According to NYCEDC, there has been some interest in the project. The first Request for Proposals (RFP) for the project’s Beach 21st Street mixed-use development — a long-term ground lease and development of an approximately 42,500 square- foot-site, “attracted over 100 developers, sub-contractors and suppliers to the Inform- ation Session,” Bourinaris told The Wave.

“In the Urban Renewal Area (which encompasses a vacant lot on Mott Avenue between Redfern and Central avenues) the land use actions are to acquire properties that are difficult sites to develop individually and bundle them and sell them,” said Rebecca Gafvert, assistant vice president of development with NYCEDC. “We are very sensitive to community concerns of density, building heights, permanent affordability of proposed housing and parking.”

Susan Locke, publisher of The Wave, raised concerns about the omission of including a school in the project, specifically mentioning the Arverne by the Sea development citing that, “in their original plans, a school was included, but after 12 years, a school has yet to be built.”

Gafvert answered that “the numbers are not justifying a school now in the plan.”

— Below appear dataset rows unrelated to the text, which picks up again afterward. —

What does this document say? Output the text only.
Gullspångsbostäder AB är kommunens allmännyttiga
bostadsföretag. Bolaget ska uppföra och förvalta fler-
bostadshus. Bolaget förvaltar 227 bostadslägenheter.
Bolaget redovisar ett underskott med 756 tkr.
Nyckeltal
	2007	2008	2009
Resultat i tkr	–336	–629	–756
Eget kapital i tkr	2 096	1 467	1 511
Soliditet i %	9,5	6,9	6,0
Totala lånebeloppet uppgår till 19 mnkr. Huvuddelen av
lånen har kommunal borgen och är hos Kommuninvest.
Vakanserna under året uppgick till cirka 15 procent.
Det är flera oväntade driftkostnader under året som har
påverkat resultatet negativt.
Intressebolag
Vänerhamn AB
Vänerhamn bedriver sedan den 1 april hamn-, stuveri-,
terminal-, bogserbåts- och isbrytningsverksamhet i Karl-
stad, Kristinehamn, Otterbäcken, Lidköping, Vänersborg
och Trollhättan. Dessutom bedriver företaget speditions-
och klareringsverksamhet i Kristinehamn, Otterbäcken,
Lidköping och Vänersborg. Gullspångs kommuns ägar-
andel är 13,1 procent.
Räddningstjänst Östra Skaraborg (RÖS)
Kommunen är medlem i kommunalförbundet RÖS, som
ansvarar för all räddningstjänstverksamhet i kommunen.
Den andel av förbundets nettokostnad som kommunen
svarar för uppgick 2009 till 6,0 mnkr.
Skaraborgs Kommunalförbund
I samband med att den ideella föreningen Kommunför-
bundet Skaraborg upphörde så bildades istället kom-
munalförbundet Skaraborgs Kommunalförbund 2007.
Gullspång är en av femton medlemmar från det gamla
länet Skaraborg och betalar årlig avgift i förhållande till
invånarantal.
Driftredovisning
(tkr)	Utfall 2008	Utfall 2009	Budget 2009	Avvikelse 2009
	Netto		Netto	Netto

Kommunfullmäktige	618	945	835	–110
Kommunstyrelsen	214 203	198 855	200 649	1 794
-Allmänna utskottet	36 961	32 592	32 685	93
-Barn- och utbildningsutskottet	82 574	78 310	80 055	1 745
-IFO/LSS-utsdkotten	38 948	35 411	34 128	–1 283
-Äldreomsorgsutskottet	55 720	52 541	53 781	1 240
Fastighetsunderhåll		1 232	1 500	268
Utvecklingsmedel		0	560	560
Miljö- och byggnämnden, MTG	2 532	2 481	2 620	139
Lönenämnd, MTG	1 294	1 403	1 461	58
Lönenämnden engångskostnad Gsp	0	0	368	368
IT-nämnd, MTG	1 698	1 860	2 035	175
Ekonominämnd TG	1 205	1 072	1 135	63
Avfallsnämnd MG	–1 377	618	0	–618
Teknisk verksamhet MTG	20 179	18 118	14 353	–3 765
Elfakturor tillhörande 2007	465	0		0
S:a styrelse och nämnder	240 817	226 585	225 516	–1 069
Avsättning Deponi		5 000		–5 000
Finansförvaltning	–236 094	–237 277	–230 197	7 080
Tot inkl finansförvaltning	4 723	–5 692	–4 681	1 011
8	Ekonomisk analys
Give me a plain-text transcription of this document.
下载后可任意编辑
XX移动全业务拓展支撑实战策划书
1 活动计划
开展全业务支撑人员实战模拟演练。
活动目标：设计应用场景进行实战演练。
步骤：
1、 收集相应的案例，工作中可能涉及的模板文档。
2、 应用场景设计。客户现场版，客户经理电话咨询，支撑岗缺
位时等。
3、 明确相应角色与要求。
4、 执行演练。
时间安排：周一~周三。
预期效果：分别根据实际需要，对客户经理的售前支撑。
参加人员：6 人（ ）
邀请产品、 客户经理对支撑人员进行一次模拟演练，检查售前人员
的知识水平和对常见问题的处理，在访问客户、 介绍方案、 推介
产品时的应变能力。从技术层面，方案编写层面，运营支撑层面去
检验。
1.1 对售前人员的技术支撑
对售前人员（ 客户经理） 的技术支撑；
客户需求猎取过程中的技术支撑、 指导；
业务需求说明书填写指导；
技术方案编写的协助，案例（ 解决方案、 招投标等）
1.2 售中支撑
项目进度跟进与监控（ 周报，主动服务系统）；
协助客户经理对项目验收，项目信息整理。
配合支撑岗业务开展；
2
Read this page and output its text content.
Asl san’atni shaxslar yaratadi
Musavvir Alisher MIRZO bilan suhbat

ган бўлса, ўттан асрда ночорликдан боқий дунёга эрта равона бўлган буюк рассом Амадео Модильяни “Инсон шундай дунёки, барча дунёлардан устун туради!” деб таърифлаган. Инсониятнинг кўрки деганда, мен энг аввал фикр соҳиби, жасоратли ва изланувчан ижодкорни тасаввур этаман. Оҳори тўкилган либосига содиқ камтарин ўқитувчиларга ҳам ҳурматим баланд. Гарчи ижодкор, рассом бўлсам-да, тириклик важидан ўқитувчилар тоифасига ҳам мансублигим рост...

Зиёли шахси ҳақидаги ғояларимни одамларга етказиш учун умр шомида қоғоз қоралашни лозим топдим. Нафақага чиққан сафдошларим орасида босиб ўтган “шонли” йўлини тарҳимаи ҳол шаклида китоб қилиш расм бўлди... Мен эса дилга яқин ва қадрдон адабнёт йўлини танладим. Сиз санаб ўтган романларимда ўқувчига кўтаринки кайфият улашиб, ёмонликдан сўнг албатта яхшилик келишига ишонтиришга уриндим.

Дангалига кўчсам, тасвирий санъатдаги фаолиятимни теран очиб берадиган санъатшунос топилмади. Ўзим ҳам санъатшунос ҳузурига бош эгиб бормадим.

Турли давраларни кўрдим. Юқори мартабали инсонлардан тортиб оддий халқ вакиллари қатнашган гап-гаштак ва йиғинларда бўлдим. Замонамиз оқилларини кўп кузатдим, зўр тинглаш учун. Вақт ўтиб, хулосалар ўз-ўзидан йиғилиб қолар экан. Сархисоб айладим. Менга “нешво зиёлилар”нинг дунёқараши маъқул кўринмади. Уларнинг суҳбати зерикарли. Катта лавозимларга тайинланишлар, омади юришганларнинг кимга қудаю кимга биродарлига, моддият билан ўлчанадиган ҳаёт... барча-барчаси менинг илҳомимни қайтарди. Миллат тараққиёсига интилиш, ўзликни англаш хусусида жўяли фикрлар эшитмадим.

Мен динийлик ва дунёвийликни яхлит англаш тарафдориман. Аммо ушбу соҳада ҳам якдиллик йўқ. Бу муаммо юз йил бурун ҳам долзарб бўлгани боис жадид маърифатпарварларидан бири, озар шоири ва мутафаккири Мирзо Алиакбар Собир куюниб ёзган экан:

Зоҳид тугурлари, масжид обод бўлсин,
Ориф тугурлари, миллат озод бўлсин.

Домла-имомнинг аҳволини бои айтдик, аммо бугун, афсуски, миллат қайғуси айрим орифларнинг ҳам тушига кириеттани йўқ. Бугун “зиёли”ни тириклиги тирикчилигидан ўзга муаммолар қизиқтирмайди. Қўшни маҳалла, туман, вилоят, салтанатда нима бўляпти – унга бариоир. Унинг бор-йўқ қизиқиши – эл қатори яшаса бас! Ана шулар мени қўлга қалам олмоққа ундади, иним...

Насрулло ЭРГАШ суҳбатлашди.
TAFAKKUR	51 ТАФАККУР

Sanford Bernstein, The Wave’s general manager, expressed concern about funding for the project and mentioned that the rezoning of the area seems “to be a gift to landowners. For example, land worth $100,000 could be sold for $2 million. Are we to allow speculative profits to be made as we try to make social progress? This could be a problematic by-product. How do we handle that?”

“The city cannot control what private developers do,” Gafvert responded.

As of January 30, the project certified into the Uniform Land Use Review Procedure (ULURP) — a seven-month stretch giving the community board, borough president, city planning commission, the city council and the mayor, ample time to review the plan.